La direction départementale de la protection des populations (DDPP) prend cette affaire très au sérieux. C’est même "une priorité cette année". Deux services ont été mis sur le dossier et des agents viendront renforcer les effectifs en fonction de la progression de l’enquête. En plus des analyses microbiologiques mensuelles sur les 23 points de la baie du Mont-Saint-Michel, ainsi que des prélèvements pour les risques chimiques et phytoplanctoniques, la DDPP va effectuer des études aux cas par cas chez les ostréiculteurs.
La tentation de la fraude
Une enquête de longue haleine, comme le détaille Virshna Héng, le directeur adjoint de la DDPP : "Nous sommes en train d’analyser tous les documents depuis l’acquisition des produits. On remonte la chaîne sanitaire complète à partir du producteur qui vend les naissains, celui qui élève les huîtres, la mise en bourriche, le circuit de distribution et le consommateur...ça prend du temps".
Les enquêteurs n’écartent aucune piste mais ils vont aussi "décortiquer les comptes" de l’ostréiculteur à l’origine du foyer d’infection. Ce producteur a déjà été condamné par le passé pour braconnage de coquillages. Les autorités soupçonnent une fraude sur l’origine des produits.
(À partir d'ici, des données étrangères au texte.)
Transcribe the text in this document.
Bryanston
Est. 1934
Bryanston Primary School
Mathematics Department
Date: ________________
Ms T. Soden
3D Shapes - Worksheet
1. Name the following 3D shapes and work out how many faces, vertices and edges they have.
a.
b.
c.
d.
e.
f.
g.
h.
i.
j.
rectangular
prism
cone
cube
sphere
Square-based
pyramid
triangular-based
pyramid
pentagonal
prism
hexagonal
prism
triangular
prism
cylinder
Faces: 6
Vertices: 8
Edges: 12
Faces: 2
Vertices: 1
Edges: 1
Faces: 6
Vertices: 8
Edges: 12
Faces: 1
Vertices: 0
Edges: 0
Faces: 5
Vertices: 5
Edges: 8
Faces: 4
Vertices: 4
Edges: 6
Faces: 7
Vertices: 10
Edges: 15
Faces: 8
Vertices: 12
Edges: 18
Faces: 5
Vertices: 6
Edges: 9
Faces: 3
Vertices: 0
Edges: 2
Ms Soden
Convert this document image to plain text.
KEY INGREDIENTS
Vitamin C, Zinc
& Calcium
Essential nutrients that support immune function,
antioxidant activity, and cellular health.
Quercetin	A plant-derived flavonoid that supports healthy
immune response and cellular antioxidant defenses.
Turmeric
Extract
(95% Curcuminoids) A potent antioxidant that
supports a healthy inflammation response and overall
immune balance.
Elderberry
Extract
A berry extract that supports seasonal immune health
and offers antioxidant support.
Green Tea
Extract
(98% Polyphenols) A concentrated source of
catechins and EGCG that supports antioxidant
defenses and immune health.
"Dans les périodes de fortes consommations, il peut y avoir une tentation de faire venir des lots qui ne sont pas élevés ici et de les vendre avec une appellation « huîtres de Cancale », poursuit Virshna Héng. Notre but n’est pas de stigmatiser un ostréiculteur en particulier mais d’enquêter sur la filière complète".
Une pratique illégale ?
Importer des huîtres d’ailleurs et les vendre comme huîtres cancalaises n’est pas illégal à condition qu’elles passent plusieurs mois dans les parcs ostréicoles du secteur. 6 mois pour les produits venus de l’étranger. Si la réglementation n’a pas été respectée, c’est un danger pour toute la filière.
Les huîtres de Cancale ont une image de marque importante et extrêmement fragile. Si on met en doute l’origine des produits et leur qualité, tout peut s’écrouler.
Virshna Héng, directeur adjoint de la DDPP
Une telle fraude est un délit sanctionné par le code de la consommation. Mais c’est surtout la réputation de la cinquantaine de producteurs qui est en jeu. L’huître de Cancale, inscrite au patrimoine immatériel de l’Unesco, n’est en revanche protégée ni pas une AOP, ni par une IGP. Le comité régional de la conchyliculture se réserve la possibilité de déposer plainte dans les jours qui viennent.